O ano passado decretou o “dia de trabalho das seis horas” e assegura que a mudança em nada alterou a forma como as pessoas trabalham ou quanto produzem. A equipa de liderança apenas pediu aos trabalhadores que se mantivessem afastados dos media sociais e de distracções pessoais, ao mesmo tempo que eliminou algumas reuniões semanais “dispensáveis” e encurtou a duração de outras (o tempo que se perde em reuniões pouco eficazes é também considerado como um dos grandes responsáveis por quebras de produtividade nos países ocidentais).
“O que me parece mais óbvio é que agora é mais fácil concentrarmo-nos no trabalho que tem de ser feito e ter a estamina necessária para o fazer, sobrando ainda energia para a vida ‘lá fora’ a seguir ao horário de trabalho”, diz ainda.

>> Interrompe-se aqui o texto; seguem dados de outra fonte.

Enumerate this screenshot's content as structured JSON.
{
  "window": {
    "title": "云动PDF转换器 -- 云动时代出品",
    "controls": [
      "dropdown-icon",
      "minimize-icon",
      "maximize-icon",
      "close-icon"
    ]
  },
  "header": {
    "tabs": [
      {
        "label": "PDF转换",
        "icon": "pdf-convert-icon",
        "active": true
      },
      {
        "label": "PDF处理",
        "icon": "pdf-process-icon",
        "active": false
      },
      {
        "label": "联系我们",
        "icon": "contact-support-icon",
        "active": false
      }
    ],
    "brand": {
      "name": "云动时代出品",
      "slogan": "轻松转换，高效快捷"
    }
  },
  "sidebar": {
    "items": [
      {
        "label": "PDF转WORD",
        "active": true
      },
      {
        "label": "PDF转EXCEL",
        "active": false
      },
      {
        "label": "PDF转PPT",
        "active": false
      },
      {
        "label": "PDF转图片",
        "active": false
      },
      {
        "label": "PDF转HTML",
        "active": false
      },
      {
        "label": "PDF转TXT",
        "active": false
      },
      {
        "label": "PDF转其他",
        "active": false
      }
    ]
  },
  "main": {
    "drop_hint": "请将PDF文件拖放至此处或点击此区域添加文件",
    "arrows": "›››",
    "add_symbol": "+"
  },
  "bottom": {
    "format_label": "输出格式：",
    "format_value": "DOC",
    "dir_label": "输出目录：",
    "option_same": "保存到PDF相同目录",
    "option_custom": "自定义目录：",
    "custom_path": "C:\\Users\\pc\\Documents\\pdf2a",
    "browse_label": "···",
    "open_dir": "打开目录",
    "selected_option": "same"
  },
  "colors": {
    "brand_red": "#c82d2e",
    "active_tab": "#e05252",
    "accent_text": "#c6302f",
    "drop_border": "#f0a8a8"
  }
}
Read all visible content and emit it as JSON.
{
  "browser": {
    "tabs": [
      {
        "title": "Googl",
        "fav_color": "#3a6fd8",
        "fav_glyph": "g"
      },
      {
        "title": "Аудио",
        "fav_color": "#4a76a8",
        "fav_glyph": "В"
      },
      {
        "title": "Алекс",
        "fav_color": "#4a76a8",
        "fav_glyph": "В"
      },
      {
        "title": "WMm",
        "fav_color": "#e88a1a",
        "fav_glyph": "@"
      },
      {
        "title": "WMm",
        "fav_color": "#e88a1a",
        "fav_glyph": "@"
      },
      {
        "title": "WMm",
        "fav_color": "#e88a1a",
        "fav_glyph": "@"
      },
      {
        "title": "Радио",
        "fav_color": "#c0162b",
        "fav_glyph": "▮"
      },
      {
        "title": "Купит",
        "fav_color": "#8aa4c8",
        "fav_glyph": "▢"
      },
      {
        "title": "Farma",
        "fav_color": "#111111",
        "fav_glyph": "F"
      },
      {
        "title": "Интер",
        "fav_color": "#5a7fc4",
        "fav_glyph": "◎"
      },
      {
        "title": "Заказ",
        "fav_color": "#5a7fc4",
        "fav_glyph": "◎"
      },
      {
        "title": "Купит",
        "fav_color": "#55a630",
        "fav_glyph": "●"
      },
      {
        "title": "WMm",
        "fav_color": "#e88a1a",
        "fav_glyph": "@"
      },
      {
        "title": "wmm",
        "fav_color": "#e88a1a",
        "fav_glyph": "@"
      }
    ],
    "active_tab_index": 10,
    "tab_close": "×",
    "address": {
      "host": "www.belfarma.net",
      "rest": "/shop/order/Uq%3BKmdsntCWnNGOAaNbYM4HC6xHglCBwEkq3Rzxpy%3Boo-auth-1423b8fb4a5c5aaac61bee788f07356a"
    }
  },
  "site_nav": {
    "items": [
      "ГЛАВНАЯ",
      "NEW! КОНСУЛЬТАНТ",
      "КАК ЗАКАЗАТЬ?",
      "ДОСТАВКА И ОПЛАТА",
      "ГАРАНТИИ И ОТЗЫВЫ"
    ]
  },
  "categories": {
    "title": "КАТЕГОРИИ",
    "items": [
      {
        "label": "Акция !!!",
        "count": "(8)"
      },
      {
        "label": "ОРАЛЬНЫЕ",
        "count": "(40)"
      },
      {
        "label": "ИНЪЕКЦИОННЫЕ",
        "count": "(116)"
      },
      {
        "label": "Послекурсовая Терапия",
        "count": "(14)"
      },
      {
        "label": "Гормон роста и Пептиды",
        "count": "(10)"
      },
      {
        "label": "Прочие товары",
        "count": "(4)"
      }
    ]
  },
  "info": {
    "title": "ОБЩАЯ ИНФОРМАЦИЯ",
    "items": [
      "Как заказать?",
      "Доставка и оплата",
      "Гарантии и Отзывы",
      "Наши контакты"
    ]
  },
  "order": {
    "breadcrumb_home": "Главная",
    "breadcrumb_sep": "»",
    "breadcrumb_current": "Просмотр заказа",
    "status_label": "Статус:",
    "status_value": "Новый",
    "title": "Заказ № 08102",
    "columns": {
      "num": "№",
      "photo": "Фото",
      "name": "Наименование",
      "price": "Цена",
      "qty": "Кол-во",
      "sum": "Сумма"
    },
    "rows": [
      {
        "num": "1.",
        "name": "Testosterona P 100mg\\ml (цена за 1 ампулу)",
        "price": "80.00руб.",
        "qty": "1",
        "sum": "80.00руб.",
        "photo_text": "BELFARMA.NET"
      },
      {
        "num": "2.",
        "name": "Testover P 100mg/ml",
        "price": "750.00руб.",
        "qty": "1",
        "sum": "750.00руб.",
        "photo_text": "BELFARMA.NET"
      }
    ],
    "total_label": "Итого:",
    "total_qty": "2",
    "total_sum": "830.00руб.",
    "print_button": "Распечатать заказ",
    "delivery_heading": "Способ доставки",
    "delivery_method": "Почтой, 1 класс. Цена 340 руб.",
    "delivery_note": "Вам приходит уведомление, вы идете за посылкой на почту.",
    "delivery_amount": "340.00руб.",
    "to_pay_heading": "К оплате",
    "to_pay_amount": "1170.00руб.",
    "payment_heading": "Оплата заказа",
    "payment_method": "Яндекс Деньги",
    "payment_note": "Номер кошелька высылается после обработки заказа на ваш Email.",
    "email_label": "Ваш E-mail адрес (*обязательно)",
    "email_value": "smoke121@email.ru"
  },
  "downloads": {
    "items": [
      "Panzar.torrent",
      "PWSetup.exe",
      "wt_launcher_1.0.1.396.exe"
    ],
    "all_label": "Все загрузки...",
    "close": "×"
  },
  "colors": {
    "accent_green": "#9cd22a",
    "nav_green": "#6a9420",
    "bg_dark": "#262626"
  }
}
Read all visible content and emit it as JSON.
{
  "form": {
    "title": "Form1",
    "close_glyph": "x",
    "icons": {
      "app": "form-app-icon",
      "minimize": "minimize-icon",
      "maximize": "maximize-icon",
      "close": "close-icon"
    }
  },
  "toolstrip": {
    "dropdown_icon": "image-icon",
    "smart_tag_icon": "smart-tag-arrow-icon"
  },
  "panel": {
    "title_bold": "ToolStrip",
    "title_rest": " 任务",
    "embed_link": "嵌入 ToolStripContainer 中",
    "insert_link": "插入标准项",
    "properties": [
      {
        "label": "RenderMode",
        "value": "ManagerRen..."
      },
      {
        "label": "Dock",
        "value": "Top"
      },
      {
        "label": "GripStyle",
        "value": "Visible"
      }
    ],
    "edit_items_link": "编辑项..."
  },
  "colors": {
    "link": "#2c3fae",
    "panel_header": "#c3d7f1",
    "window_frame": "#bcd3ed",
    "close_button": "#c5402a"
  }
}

E o mesmo está a acontecer na Bracht, outra start-up tecnológica sueca, que já fez esta transição há três anos. Para o seu CEO, uma das maiores vantagens que reconhece neste modelo está relacionada com os níveis de contratação e retenção de colaboradores. Como escreve no seu blogue: “Acreditamos também que a partir do momento que nos habituamos a ter tempo para a família, a ir buscar os miúdos à escola, a treinarmos para uma corrida ou simplesmente cozinharmos uma boa refeição caseira, nunca mais desejaremos perder isso. Daí acreditarmos que esta é uma boa razão para os nossos trabalhadores continuarem a trabalhar connosco, não só pelo impacto negativo que as longas jornadas de trabalho têm nas suas vidas mas e, especialmente, pelo que ganham em ter dias mais curtos. É que e na verdade, nós preocupamo-nos com os nossos colaboradores…”.